CDSA

Google Exec: Pure Cloud-Native Solution Helps Mitigate Security Risks

[svg-table-content]

A “pure-cloud native” data storage solution can help mitigate the many security risks that companies increasingly face today, according to Reena Nadkarni, head of product management for security & G Suite at Google Cloud.

There are “many different reasons” why a growing number of businesses are moving to the cloud, she said during a presentation on security considerations when migrating your digital workplace to the cloud that was part of the company’s “Work, Reimagined” virtual conference webcast June 19.

But there are some considerations “you have to think about, from a security perspective, as you migrate your digital workplace to the cloud,” she noted.

“First, in the past, it was mostly about optimizing infrastructure costs and achieving scale,” she pointed out. “But more and more, what I’m finding is that customers are using the cloud to be able to do their business better,” she said. “For example, they’re able to use data to get better insights to solve their customers and their partners in new and better ways,” she told participants.

Google Cloud technologies “can fundamentally change the way people work across the globe and across different industries,” providing ways for customers to build new apps and experiences and make teams “more productive with secure devices and G Suite technologies,” she said.

Advantages of using Google Cloud include its “secure and trusted infrastructure” and the fact that the company provides “a very easy toolkit for using machine learning better,” she said.

There is “a huge shortage of strong cybersecurity skills” today and “it is becoming increasingly difficult for IT professionals to really manage and protect these assets,” she pointed out. The average IT organization, after all, must manage more than 1,400 cloud services, she said, calling that a “staggering number.”

There was a 45% increase in data breaches during 2017, and that created “massive revenue loss” and “irreparable reputation damage,” as well as job losses, she said. Therefore, a data breach can be catastrophic to your business, according to Nadkarni.

“Cybersecurity is no longer just an IT problem: It is a problem for the CEO; it is a board problem,” and “patchwork systems are more vulnerable to hackers,” she said.

Thirty percent of data breaches are caused by employees due to a lack of internal controls, she said, adding 91% of attacks start with a phishing email and targeted threats like these are very hard to detect.

Sixty-six percent of malware, meanwhile, were installed via malicious emails and attachments, with 90% of all reported breaches caused by employee negligence, extortion and external threats, she said.

There was a 15X increase in ransomware losses from 2015-2017, and it typically stemmed from accidental and intentional sharing of corporate information via email, according to Nadkarni.

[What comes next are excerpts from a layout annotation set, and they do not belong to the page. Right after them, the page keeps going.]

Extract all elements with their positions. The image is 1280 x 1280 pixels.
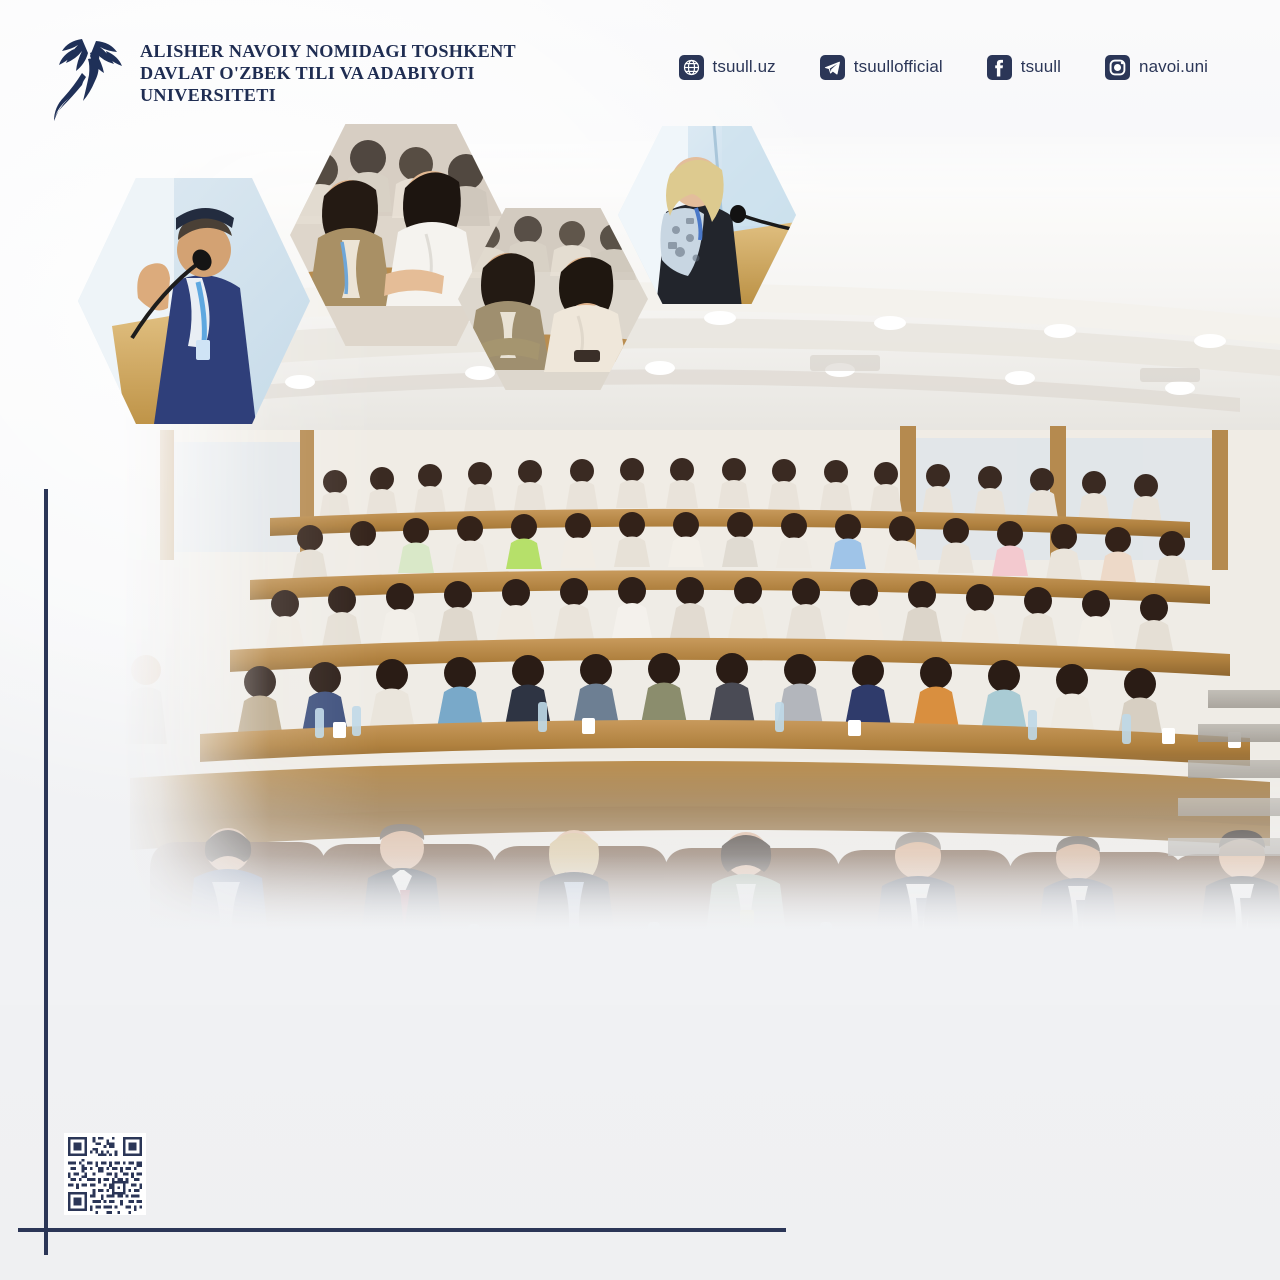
poster-header: ALISHER NAVOIY NOMIDAGI TOSHKENT DAVLAT … bbox=[0, 0, 1280, 146]
social-link-instagram[interactable]: navoi.uni bbox=[1105, 55, 1208, 80]
facebook-icon bbox=[987, 55, 1012, 80]
social-label-telegram: tsuullofficial bbox=[854, 57, 943, 77]
globe-icon bbox=[679, 55, 704, 80]
social-links: tsuull.uz tsuullofficial bbox=[679, 55, 1208, 92]
horizontal-accent-rule bbox=[18, 1228, 786, 1232]
university-name: ALISHER NAVOIY NOMIDAGI TOSHKENT DAVLAT … bbox=[140, 40, 516, 107]
social-label-facebook: tsuull bbox=[1021, 57, 1061, 77]
qr-code[interactable] bbox=[64, 1133, 146, 1215]
social-label-website: tsuull.uz bbox=[713, 57, 776, 77]
social-label-instagram: navoi.uni bbox=[1139, 57, 1208, 77]
vertical-accent-rule bbox=[44, 489, 48, 1255]
instagram-icon bbox=[1105, 55, 1130, 80]
social-link-telegram[interactable]: tsuullofficial bbox=[820, 55, 943, 80]
social-link-website[interactable]: tsuull.uz bbox=[679, 55, 776, 80]
brand-lockup: ALISHER NAVOIY NOMIDAGI TOSHKENT DAVLAT … bbox=[52, 25, 516, 121]
social-link-facebook[interactable]: tsuull bbox=[987, 55, 1061, 80]
poster-canvas: ALISHER NAVOIY NOMIDAGI TOSHKENT DAVLAT … bbox=[0, 0, 1280, 1280]
telegram-icon bbox=[820, 55, 845, 80]
flying-crane-logo-icon bbox=[52, 25, 126, 121]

“These attackers are constantly changing their tactics” to defeat small security measures, “so you have to be able to keep up,” she warned, adding: “You want to have enough control on your IT’s data so that you’re able to keep up with what your employees are doing and be able to better protect them,” she said.

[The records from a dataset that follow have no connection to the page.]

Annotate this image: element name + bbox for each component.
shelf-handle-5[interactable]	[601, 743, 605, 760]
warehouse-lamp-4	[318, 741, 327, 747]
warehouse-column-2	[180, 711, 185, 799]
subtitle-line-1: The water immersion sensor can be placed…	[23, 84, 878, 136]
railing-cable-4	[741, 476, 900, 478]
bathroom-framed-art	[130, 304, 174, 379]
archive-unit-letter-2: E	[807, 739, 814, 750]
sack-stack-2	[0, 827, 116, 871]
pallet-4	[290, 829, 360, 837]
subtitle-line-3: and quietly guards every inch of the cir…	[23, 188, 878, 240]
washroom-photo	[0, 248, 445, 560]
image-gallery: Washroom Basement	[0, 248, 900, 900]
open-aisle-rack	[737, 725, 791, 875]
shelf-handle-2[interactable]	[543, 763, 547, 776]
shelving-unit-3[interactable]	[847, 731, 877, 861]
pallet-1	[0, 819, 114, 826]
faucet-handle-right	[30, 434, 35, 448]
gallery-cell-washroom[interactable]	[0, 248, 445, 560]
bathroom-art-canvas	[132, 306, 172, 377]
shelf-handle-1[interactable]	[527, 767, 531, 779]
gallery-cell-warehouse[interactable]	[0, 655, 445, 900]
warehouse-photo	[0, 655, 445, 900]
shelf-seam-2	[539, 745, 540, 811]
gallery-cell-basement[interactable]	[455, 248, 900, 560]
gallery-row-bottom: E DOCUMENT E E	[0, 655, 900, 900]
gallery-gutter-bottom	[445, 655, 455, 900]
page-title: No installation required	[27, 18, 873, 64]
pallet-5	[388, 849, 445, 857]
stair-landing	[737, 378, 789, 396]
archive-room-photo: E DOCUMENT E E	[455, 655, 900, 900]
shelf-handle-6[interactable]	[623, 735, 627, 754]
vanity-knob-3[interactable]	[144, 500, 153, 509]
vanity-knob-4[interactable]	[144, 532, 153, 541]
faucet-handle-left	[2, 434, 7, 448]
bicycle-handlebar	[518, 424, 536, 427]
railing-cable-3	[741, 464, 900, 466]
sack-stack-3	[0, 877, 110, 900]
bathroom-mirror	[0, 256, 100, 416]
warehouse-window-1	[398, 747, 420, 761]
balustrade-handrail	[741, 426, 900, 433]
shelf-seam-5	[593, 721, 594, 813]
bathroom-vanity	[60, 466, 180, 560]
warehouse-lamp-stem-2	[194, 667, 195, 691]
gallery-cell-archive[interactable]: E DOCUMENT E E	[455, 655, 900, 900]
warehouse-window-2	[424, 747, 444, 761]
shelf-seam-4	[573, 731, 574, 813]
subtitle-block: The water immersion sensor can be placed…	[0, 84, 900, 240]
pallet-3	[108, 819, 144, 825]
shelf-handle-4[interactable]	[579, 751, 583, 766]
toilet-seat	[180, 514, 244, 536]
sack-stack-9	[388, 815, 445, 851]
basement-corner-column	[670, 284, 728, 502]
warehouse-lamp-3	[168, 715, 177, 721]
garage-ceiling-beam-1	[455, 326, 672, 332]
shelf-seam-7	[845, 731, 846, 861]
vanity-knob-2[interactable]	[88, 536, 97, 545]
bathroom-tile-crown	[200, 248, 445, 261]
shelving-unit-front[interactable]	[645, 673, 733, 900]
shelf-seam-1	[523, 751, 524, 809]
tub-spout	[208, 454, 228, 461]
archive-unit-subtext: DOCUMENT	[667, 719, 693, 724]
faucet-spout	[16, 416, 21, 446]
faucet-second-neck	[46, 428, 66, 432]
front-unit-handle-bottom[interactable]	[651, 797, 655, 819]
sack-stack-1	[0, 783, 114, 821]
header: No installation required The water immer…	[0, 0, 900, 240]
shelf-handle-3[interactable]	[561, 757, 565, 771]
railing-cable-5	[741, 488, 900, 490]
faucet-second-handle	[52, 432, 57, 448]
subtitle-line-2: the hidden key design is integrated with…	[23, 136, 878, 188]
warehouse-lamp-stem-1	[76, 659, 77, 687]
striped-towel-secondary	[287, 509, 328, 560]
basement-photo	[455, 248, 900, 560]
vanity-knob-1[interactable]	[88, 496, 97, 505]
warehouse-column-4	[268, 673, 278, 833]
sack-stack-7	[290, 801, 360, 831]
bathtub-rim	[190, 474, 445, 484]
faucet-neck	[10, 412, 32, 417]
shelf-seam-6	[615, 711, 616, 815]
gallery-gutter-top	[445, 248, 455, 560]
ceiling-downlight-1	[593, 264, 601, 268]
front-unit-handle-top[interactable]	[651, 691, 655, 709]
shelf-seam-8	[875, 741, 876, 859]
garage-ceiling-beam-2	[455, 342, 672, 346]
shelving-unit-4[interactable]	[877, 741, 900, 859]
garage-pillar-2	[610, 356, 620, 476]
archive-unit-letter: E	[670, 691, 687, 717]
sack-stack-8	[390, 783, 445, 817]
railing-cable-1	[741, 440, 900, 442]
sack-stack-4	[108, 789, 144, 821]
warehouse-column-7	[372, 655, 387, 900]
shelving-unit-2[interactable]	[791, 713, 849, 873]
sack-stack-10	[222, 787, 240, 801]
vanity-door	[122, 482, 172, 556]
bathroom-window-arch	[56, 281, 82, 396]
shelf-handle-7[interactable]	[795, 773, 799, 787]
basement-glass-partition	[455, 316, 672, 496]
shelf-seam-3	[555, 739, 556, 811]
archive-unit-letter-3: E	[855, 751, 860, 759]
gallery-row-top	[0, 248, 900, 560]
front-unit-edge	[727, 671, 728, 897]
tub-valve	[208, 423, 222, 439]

Regardless of what security solution one uses, it should be proactive, intelligent, compliant and simple to use, like Google’s, she said, adding: “When it comes to security, scale matters.”

There are now more than 4 million paying businesses that use Google Cloud’s G Suite of cloud-based productivity and collaboration applications, she said.

She provided several other data points. For one thing, 99.9% of business email compromise attacks are stopped in Gmail (part of G Suite) by warning users or moving messages to spam, she said, adding: Every minute within the Google universe, there are 10 million spam messages that are prevented from reaching Gmail users, while 694,000 indexed web pages are scanned for harmful software; 7,000 deceitful URLs, executables and browser extensions that may carry viruses, unwanted content or phishing attempts are spotted and stopped; 6,000 instances of unwanted software and almost 1,000 instances of suspected malware are reported to Google Chrome users; and two phishing sites and one malware site are found and labeled.